Amendment: Now, this issue is very important outside of its rather generic story because this is Dick Grayson’s very first appearance. Some of you may think that this is just a big deal for Batman and Batman-related fandoms, but what a lot of people don’t realize is that it was Dick Grayson, NOT Wonder Woman, who was the third pillar of DC Comics back in the day. It was Batman, Superman, and ROBIN who took up the pages of World’s Finest, and it was Robin who headlined Star-Spangled Comics from #65 to #95. Even when Tomahawk and the Western genre as a whole took over as the headline of Star-Spangled Comics, “Robin the Boy Wonder” still hung on top of the cover, serving to advertise the book still. His last appearance in Star-Spangled Comic was #129, meaning Robin, all by himself, without Batman or Superman beside him, had an on-going run headlining one of their anthology titles for sixty-four issues. That’s longer than anyone else in Star-Spangled Comics until the series shifted over to WWII military adventures.
This isn’t unique to Robin. Boy-adventurer stories have existed since the beginning. Tom Swift had a 30-year book run from the 1910s-40s (ending only a few years after Robin himself came into the picture). The famous Hardy Boys have existed forever, beginning their adventures in 1927. The classic The Adventures of Tom Sawyer had been a very popular book since 1876, with various sequels including one book titled Tom Sawyer, Detective in 1896.
I’m not the first to notice this iconic figure in media, but the most significant in relation to comics has to be Dwayne McDuffie.
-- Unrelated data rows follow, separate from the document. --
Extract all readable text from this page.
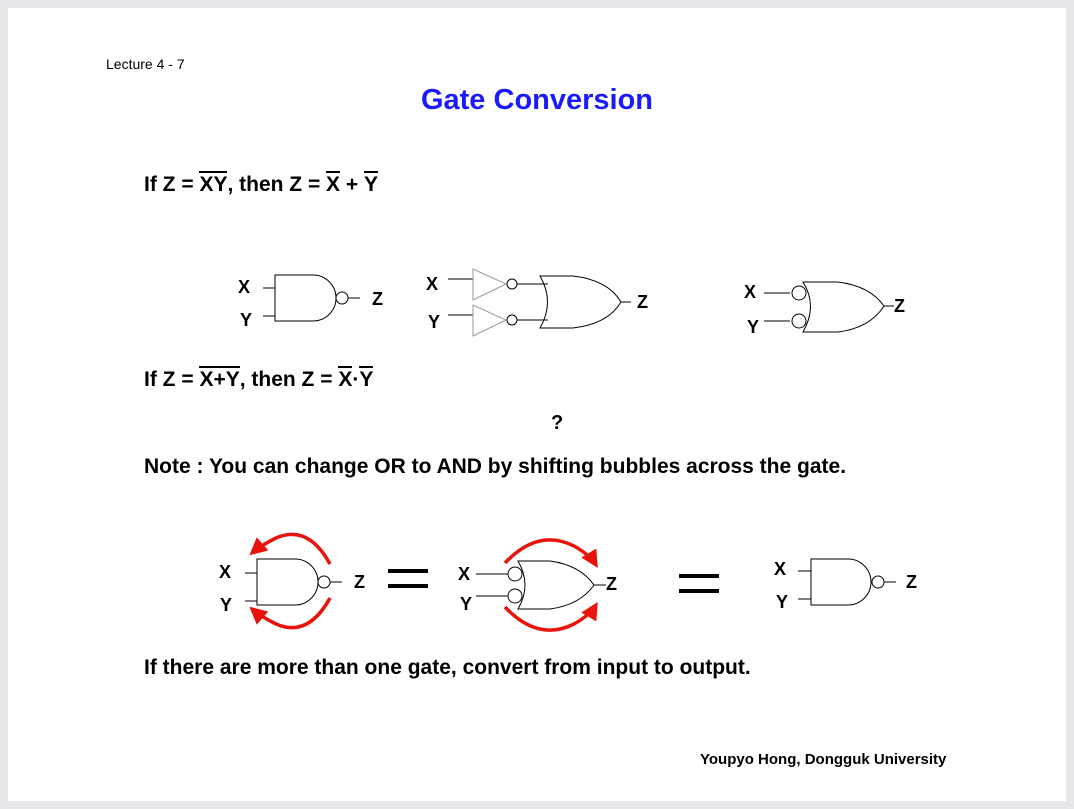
Lecture 4 - 7
Gate Conversion
If Z = XY, then Z = X + Y
If Z = X+Y, then Z = X·Y
?
Note : You can change OR to AND by shifting bubbles across the gate.
If there are more than one gate, convert from input to output.
Youpyo Hong, Dongguk University
X
Y
Z
X
Y
Z	X
Y
Z
X
Y
Z	X
Y
Z
X
Y
Z
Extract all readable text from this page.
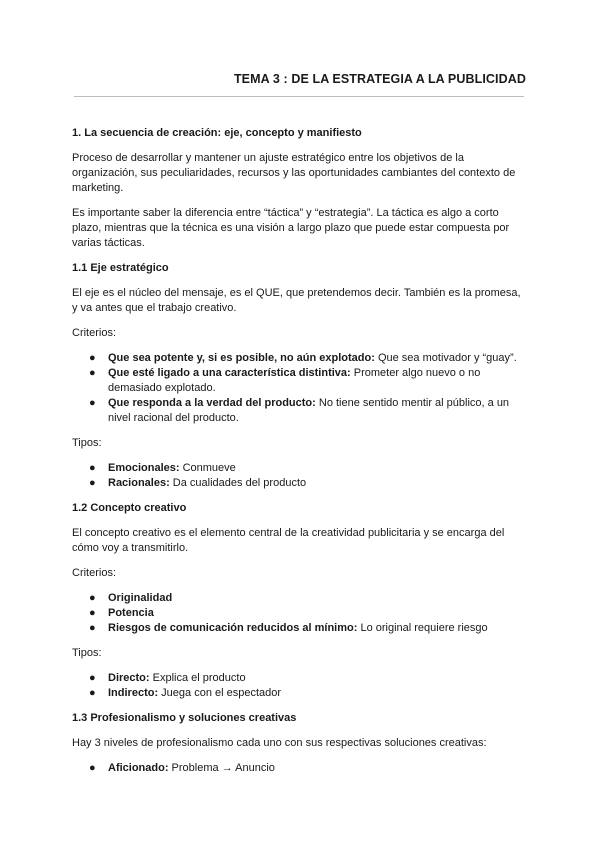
TEMA 3 : DE LA ESTRATEGIA A LA PUBLICIDAD
1. La secuencia de creación: eje, concepto y manifiesto

Proceso de desarrollar y mantener un ajuste estratégico entre los objetivos de la organización, sus peculiaridades, recursos y las oportunidades cambiantes del contexto de marketing.

Es importante saber la diferencia entre “táctica” y “estrategia”. La táctica es algo a corto plazo, mientras que la técnica es una visión a largo plazo que puede estar compuesta por varias tácticas.

1.1 Eje estratégico

El eje es el núcleo del mensaje, es el QUE, que pretendemos decir. También es la promesa, y va antes que el trabajo creativo.

Criterios:

● Que sea potente y, si es posible, no aún explotado: Que sea motivador y “guay”.
● Que esté ligado a una característica distintiva: Prometer algo nuevo o no demasiado explotado.
● Que responda a la verdad del producto: No tiene sentido mentir al público, a un nivel racional del producto.

Tipos:

● Emocionales: Conmueve
● Racionales: Da cualidades del producto
1.2 Concepto creativo

El concepto creativo es el elemento central de la creatividad publicitaria y se encarga del cómo voy a transmitirlo.

Criterios:

● Originalidad
● Potencia
● Riesgos de comunicación reducidos al mínimo: Lo original requiere riesgo

Tipos:

● Directo: Explica el producto
● Indirecto: Juega con el espectador
1.3 Profesionalismo y soluciones creativas

Hay 3 niveles de profesionalismo cada uno con sus respectivas soluciones creativas:

● Aficionado: Problema → Anuncio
As he was co-creating the Milestone universe, McDuffie and his colleagues at Milestone Media realized that while they had an archetypal Superman and Batman, they needed a third character to headline their title. Bringing up the popularity and uniqueness of Spider-man, McDuffie created Static to serve that role – a role inspired by Spider-Man but having been popularized in DC Comics over twenty years earlier.
Detective Comics #38 is not just significant for giving Batman his longest and most trusting partner but for defining what makes the “Boy Wonder” archetype so iconic and pervasive in Western media.
Final Thoughts: While the story is structured reasonably, the plot is serviceable, and this historic impact uncountable, there’s no meat to this issue itself. It honestly leaves you very hungry for more. It’s better to just go watch Batman Forever again; that movie has a much better Dick Grayson origin story.